Becoming a dad before the age of 25 is linked to a heightened risk of dying early in middle age, indicates a sibling study published online in the Journal of Epidemiology & Community Health. The published evidence suggests that men who father a child in early life have poorer health and die earlier than men who delay fatherhood, but family environment, early socioeconomic circumstances and genes are thought to explain this association.

In a bid to tease out the underlying factors, the researchers used a 10 per cent nationally representative sample of households drawn from the 1950 Finnish Census. This involved more than 30,500 men born between 1940 and 1950, who became fathers by the age of 45. The dads were tracked from the age of 45 until death or age 54, using mortality data for 1985-2005. Some 15% of this sample had fathered their first child by the age of 22; 29% at ages 22-24; 18% when they were 25-26;19% between the ages of 27and 29; and 19% between the ages of 30 and 44. The average age at which a man became a dad was 25-26, and men in this age bracket were used as a reference.

During the 10 year monitoring period around 1 in 20 of the dads died. The primary causes of death were ischaemic heart disease (21%) and diseases related to excess alcohol (16%). Men who were dads by the time they were 22 had a 26% higher risk of death in mid-life than those who had fathered their first child when they were 25 or 26. Similarly, men who had their first child between the ages of 22 and 24 had a 14% higher risk of dying in middle age.

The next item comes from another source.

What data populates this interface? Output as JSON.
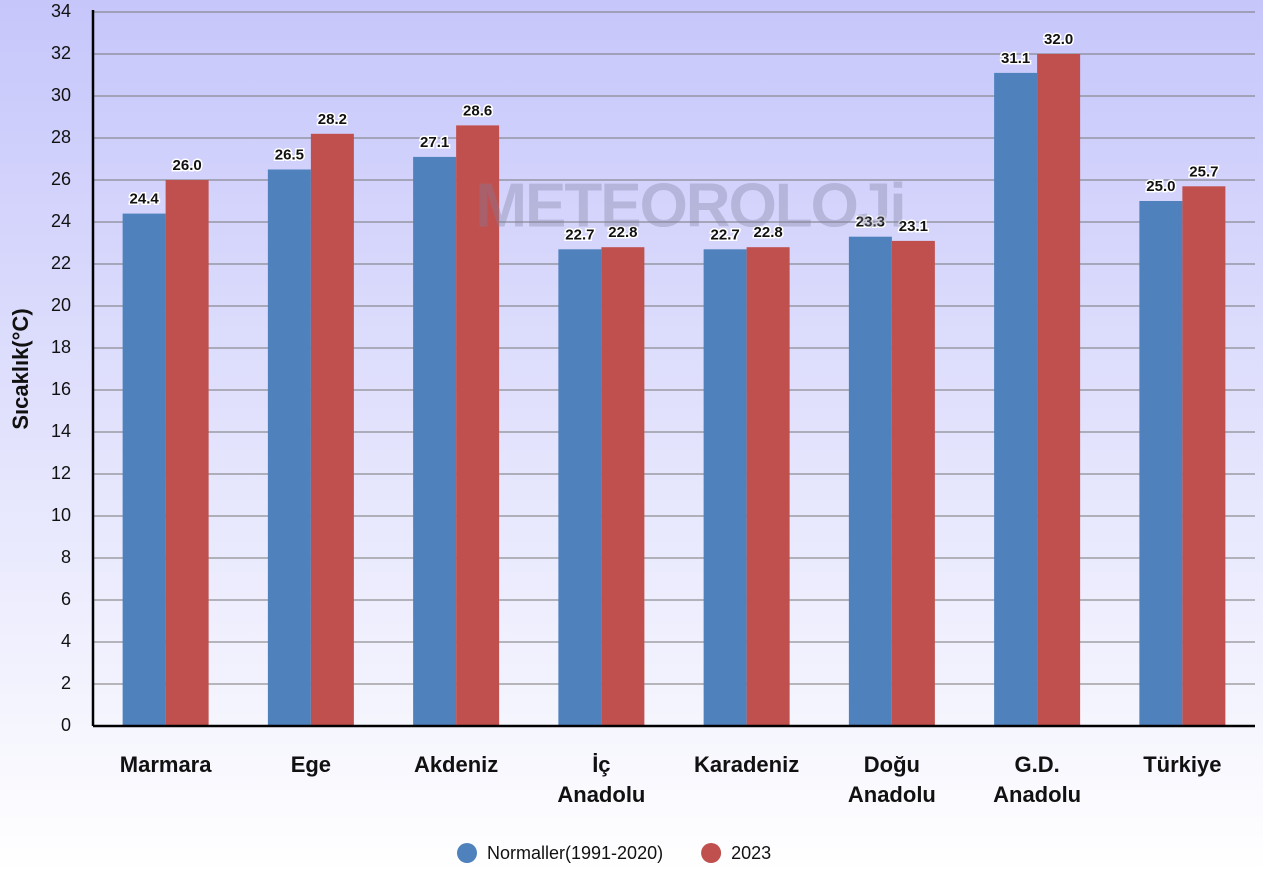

These findings were independent of factors in adulthood or year of birth.

At the other end of the scale, those who became dads between the ages of 30 and 44 had a 25% lower risk of death in middle age than those who fathered their first child at 25 or 26. The risk of death for men fathering their first child between the ages of 27 and 29 was the same as that of men in the reference group. In a subsidiary sample of 1124 siblings, brothers who had become dads by the age of 22 were 73% more likely to die early than their siblings who had fathered their first child at the age of 25 or 26. Similarly, those who entered parenthood at 22-24 were 63% more likely to die in mid life. …… Once again, men who became dads between the ages of 30 and 44 had a 22% lower risk of a mid-life death, although this was statistically the same as those who fathered their first child at 25/26.

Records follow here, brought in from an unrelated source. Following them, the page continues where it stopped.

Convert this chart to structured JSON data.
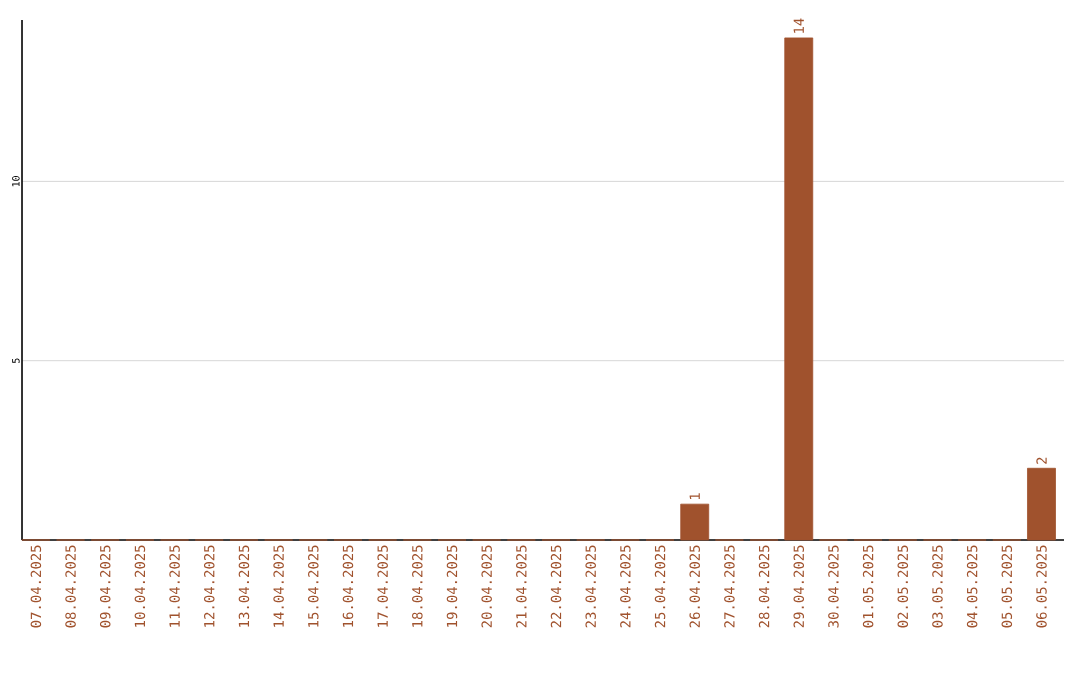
{
  "chart_data": {
    "type": "bar",
    "categories": [
      "07.04.2025",
      "08.04.2025",
      "09.04.2025",
      "10.04.2025",
      "11.04.2025",
      "12.04.2025",
      "13.04.2025",
      "14.04.2025",
      "15.04.2025",
      "16.04.2025",
      "17.04.2025",
      "18.04.2025",
      "19.04.2025",
      "20.04.2025",
      "21.04.2025",
      "22.04.2025",
      "23.04.2025",
      "24.04.2025",
      "25.04.2025",
      "26.04.2025",
      "27.04.2025",
      "28.04.2025",
      "29.04.2025",
      "30.04.2025",
      "01.05.2025",
      "02.05.2025",
      "03.05.2025",
      "04.05.2025",
      "05.05.2025",
      "06.05.2025"
    ],
    "values": [
      0,
      0,
      0,
      0,
      0,
      0,
      0,
      0,
      0,
      0,
      0,
      0,
      0,
      0,
      0,
      0,
      0,
      0,
      0,
      1,
      0,
      0,
      14,
      0,
      0,
      0,
      0,
      0,
      0,
      2
    ],
    "value_labels": [
      null,
      null,
      null,
      null,
      null,
      null,
      null,
      null,
      null,
      null,
      null,
      null,
      null,
      null,
      null,
      null,
      null,
      null,
      null,
      "1",
      null,
      null,
      "14",
      null,
      null,
      null,
      null,
      null,
      null,
      "2"
    ],
    "color": "#a0522d",
    "ylim": [
      0,
      14.5
    ],
    "yticks": [
      5,
      10
    ],
    "grid": "y"
  }
}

“The findings of our study suggest that the association between young fatherhood and mid life mortality is likely to be causal,” write the researchers. “The association was not explained by unobserved early life characteristics shared by brothers or by certain adult characteristics known to be associated both with fertility timing and mortality,” they explain.

They go on to say that although having a child as a young adult is thought to be less disruptive for a man than it is for a woman, taking on the combined role of father, partner and breadwinner may cause considerable psychological and economic stress for a young man and deprive him of the ability to invest in his own wellbeing. The researchers point out that while these factors may not be so important for today’s generation of dads, they may nevertheless experience other types of stressors.